Matt Smith, Rafael Mathé, Sarah Greene, Kierston Wareing, Lindsay Duncan, Elizabeth Berrington, David Threlfall

Runtime

Six-episode series, each one 30 to 40 minutes

Release date

The Death of Bunny Munro premieres on Thursday, November 20 on Sky and will be available to watch on NOW

The actor fully commits to the role (Picture: PA Wire)

No mean feat, considering his incestuous House of the Dragon character, Daemon Targaryen, has even fantasised about having sex with his own mum.

However, what Matt does best (somehow, despite all the rottenness at the core of his character) is find his humanity. Where the series truly shines is in the delicate relationship between our two Bunnys as they embark on a transformative road trip. 

We see this alternate Bunny Munro desperately trying to claw through and be the man his son deserves, and, against all the odds, you find yourself rooting for this buried alter-ego to win. 

Matt and Rafael’s broken father-son dynamic is rich and chequered, with Bunny Jr evoking such a fierce feeling of protectiveness you almost want to reach through the screen and swaddle him in bubble wrap. 

There are a few scenes between the pair towards the end of the show that brought me to tears over the tenderness with which they’re both trying to mend this fragile relationship, and all the ways it’s doomed to fail.

This father-and-son tale is dark and heartbreaking (Picture: PA Wire)

Through Bunny Jr’s eyes, we see another way for boys to grow into men and all the pitfalls they must avoid as they grow up in modern-day England. 

Bunny Jr’s gentle soul, so bright in contrast with Bunny Munro’s cantankerous nature, offers a much-needed breath of fresh air in an otherwise heavy show.

For those who enjoyed Netflix’s Adolescence for its portrayal of 21st-century boyhood, this new series continues a vital conversation around breaking free from toxic masculinity with an equally endearing child actor at the helm.

Fans of Adolescence will want to tune into this, which offers a different perspective on a familiar tale (Picture: Netflix)

There’s enough crazy, bonkers happenings, interspersed with scenes of real emotional depth, to keep you hooked from start to finish.

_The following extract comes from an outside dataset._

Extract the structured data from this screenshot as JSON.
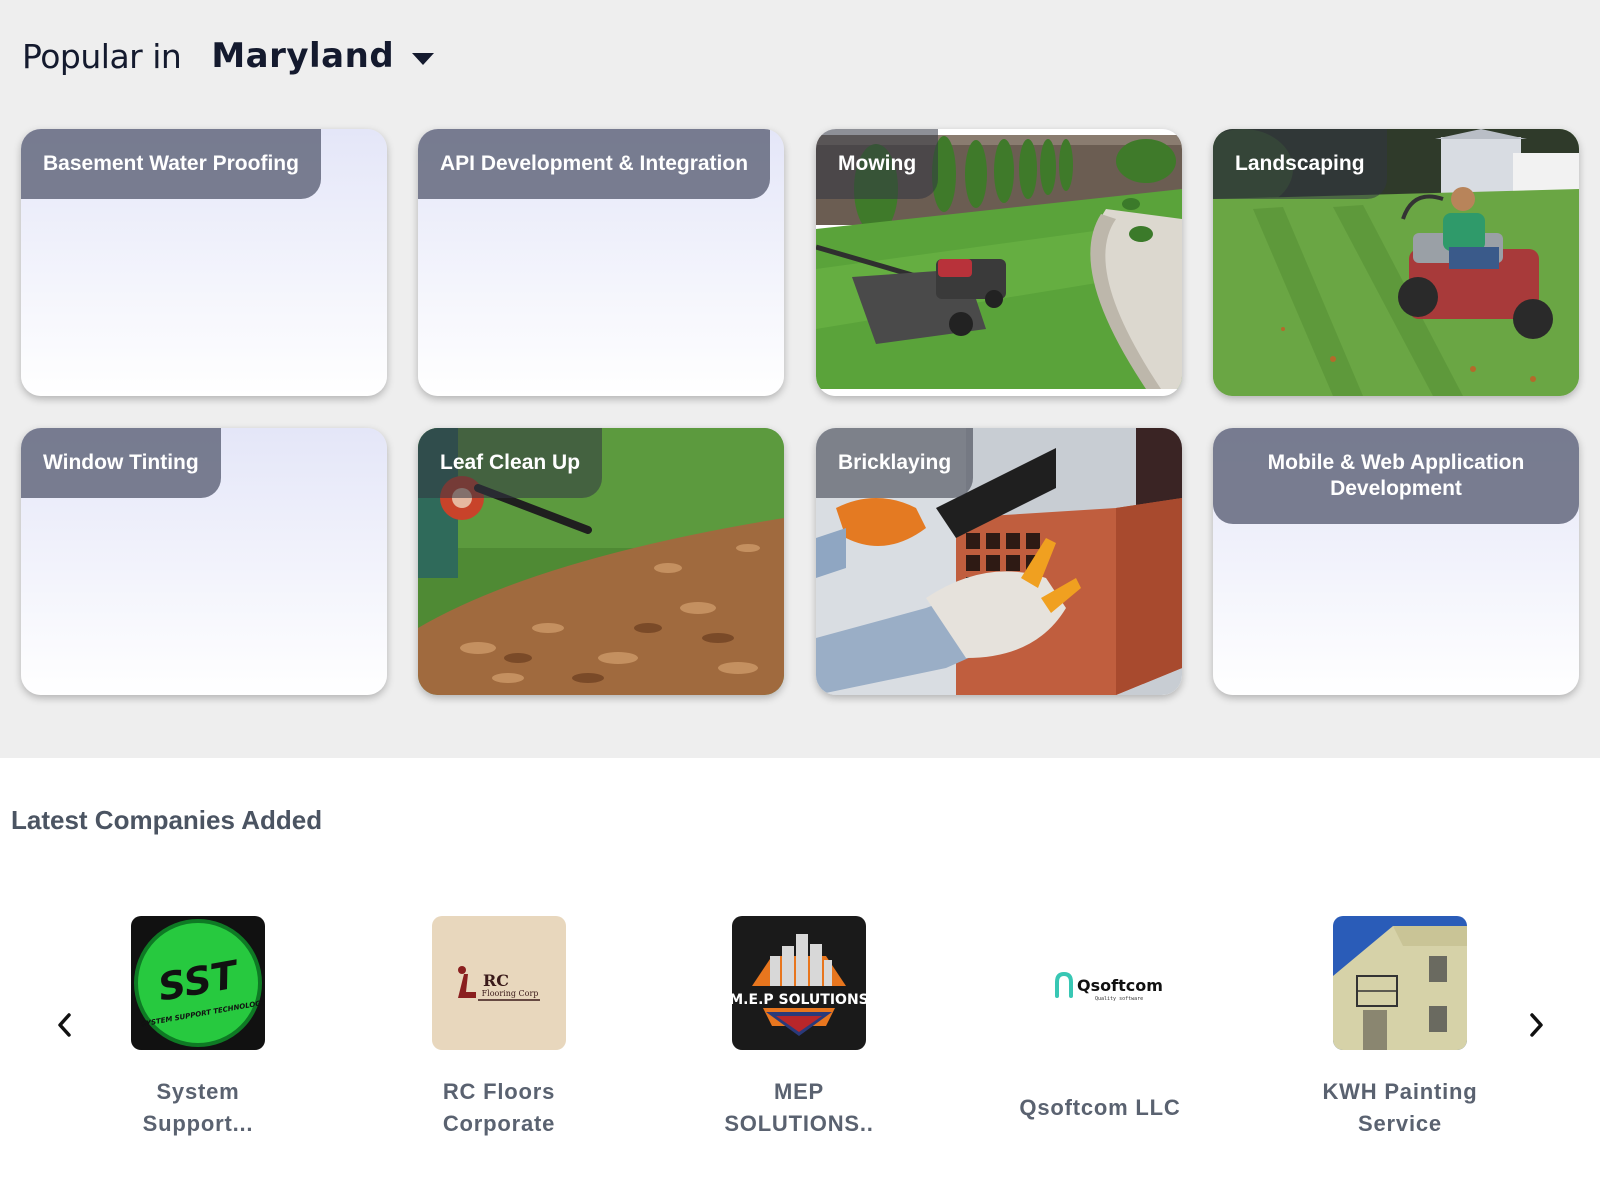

In the final two episodes, the series seems to steer in a more self-indulgent, abstract direction, which risks losing audiences and completely kills the otherwise solid pacing.

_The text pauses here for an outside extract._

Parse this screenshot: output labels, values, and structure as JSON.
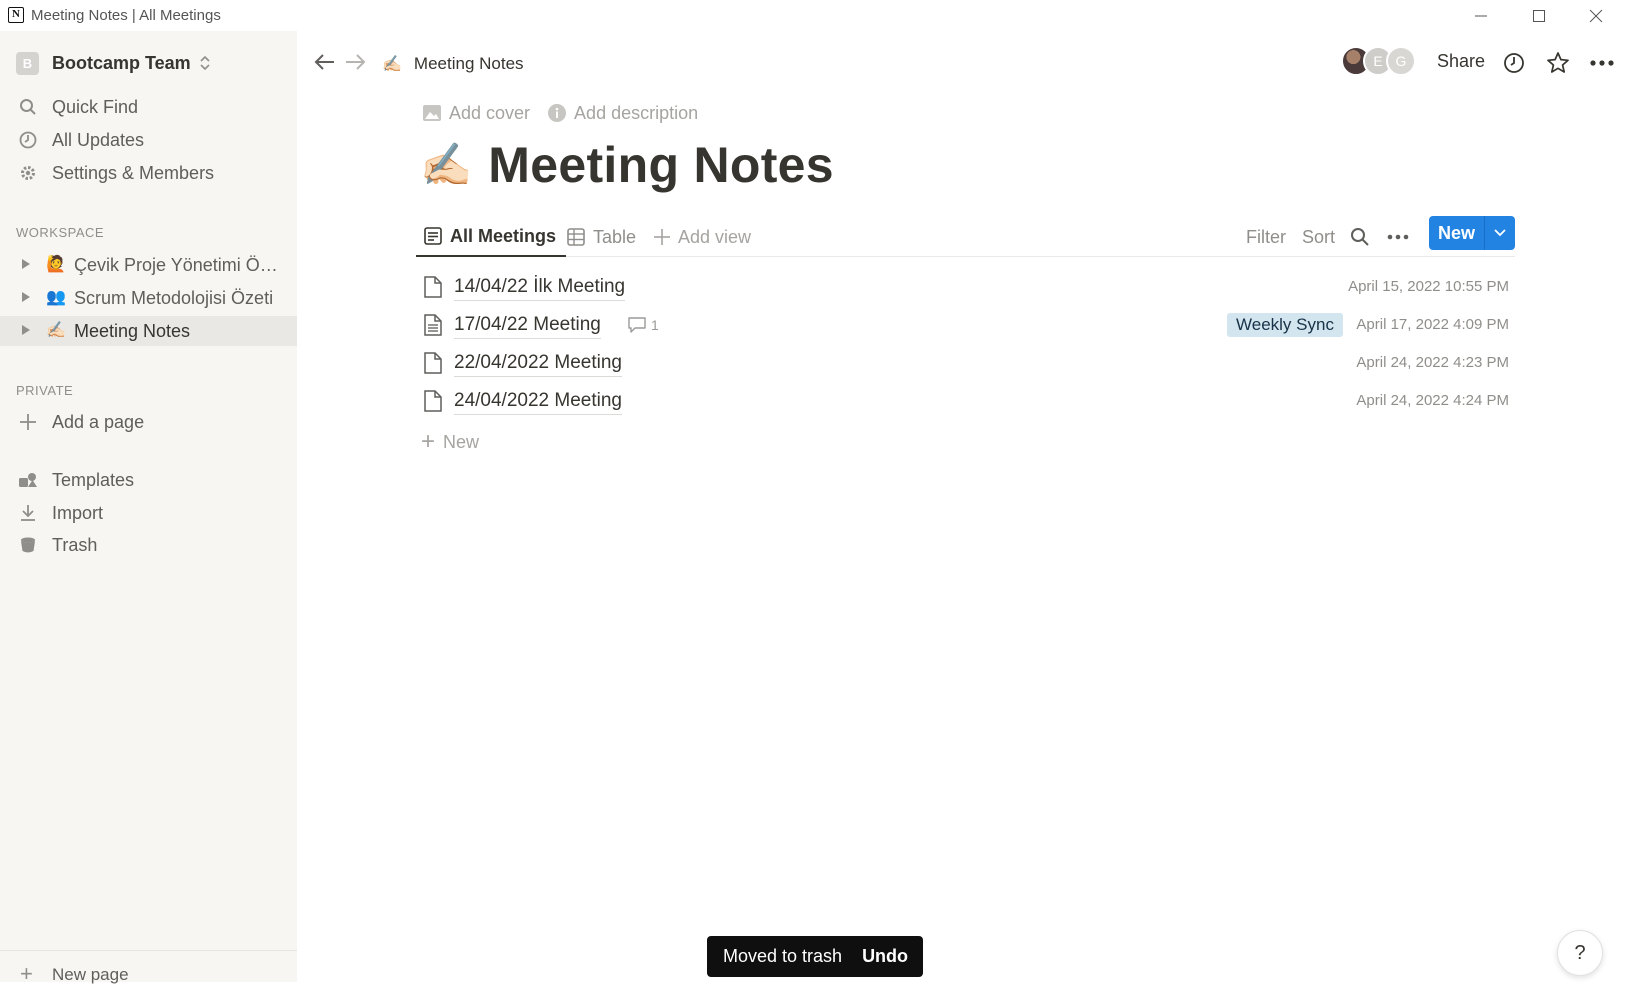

However, if you’re able to power through, it pulls itself back from the brink with an ending that might just take your breath away and wraps the show up in a satisfying way.

Verdict

Creeping in at the end of the year, The Death of Bunny Munro makes the case as some of the very best TV in recent months.

The Death of Bunny Munro premieres on Sky on November 20 and will be available to stream on NOW.